Вдруг князю попался на глаза мокрый Заглоба.
— Ты просился на вылазку — самая пора, отправляйся! — приказал он.
— Эк подфартило! — буркнул Заглоба. — Только этого еще не хватало!
Полчаса спустя два отряда рыцарей, по две с половиной сотни каждый, бежали по пояс в воде с саблями в руках к страшным казацким гуляй-городкам, стоящим в полуверсте от окопов. Один отряд вел "лев надо львами", староста красноставский Марек Собеский, который и слышать не захотел о том, чтобы остаться в окопах, а второй — Скшетуский. Челядь несла за рыцарями мазницы с дегтем, сухие факелы и порох; подвигались бесшумно, как волки, темной ночью подкрадывающиеся к овчарне.

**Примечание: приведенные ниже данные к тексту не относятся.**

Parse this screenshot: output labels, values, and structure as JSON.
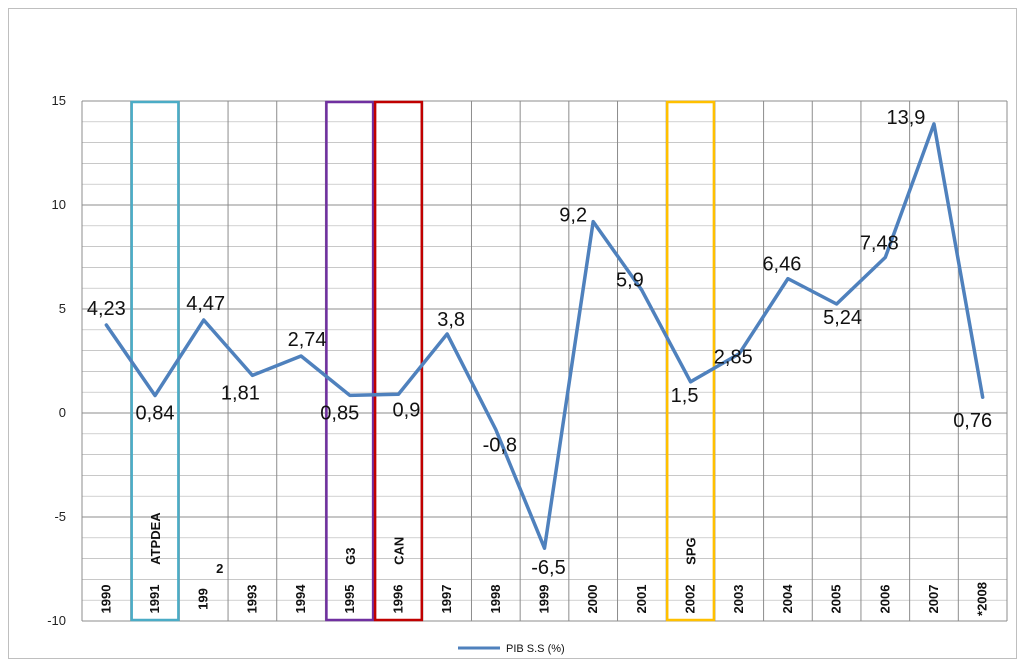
{
  "chart_data": {
    "type": "line",
    "title": "",
    "xlabel": "",
    "ylabel": "",
    "ylim": [
      -10,
      15
    ],
    "yticks": [
      15,
      10,
      5,
      0,
      -5,
      -10
    ],
    "grid": true,
    "legend_position": "bottom",
    "categories": [
      "1990",
      "1991",
      "199\n2",
      "1993",
      "1994",
      "1995",
      "1996",
      "1997",
      "1998",
      "1999",
      "2000",
      "2001",
      "2002",
      "2003",
      "2004",
      "2005",
      "2006",
      "2007",
      "*2008"
    ],
    "series": [
      {
        "name": "PIB S.S (%)",
        "color": "#4f81bd",
        "values": [
          4.23,
          0.84,
          4.47,
          1.81,
          2.74,
          0.85,
          0.9,
          3.8,
          -0.8,
          -6.5,
          9.2,
          5.9,
          1.5,
          2.85,
          6.46,
          5.24,
          7.48,
          13.9,
          0.76
        ],
        "labels": [
          "4,23",
          "0,84",
          "4,47",
          "1,81",
          "2,74",
          "0,85",
          "0,9",
          "3,8",
          "-0,8",
          "-6,5",
          "9,2",
          "5,9",
          "1,5",
          "2,85",
          "6,46",
          "5,24",
          "7,48",
          "13,9",
          "0,76"
        ]
      }
    ],
    "annotations": [
      {
        "label": "ATPDEA",
        "category_index": 1,
        "color": "#4bacc6"
      },
      {
        "label": "G3",
        "category_index": 5,
        "color": "#7030a0"
      },
      {
        "label": "CAN",
        "category_index": 6,
        "color": "#c00000"
      },
      {
        "label": "SPG",
        "category_index": 12,
        "color": "#ffc000"
      }
    ]
  }
}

Маленький рыцарь добровольцем присоединился к Скшетускому: подобные экспедиции пан Михал любил пуще жизни. Теперь он бодро шлепал по воде, и в сердце его была радость, а в руке сабля. Рядом шагал с обнаженным Сорвиглавцем пан Подбипятка, заметно среди всех выделяясь, так как самых высоких был на две головы выше. Между ними, пыхтя, поспешал Заглоба и недовольно ворчал, передразнивая князя:
— "Просился на вылазку — отправляйся!" Прекрасно! Псу на случку по такой бы мокряди идти не захотелось. Чтоб мне в жизни ничего, кроме воды, в рот не брать, если я вылазку присоветовал в такую пору. Я не утка, и брюхо мое не челн. Всегда питал к воде отвращение, особливо к такой, в которой падаль холопья мокнет...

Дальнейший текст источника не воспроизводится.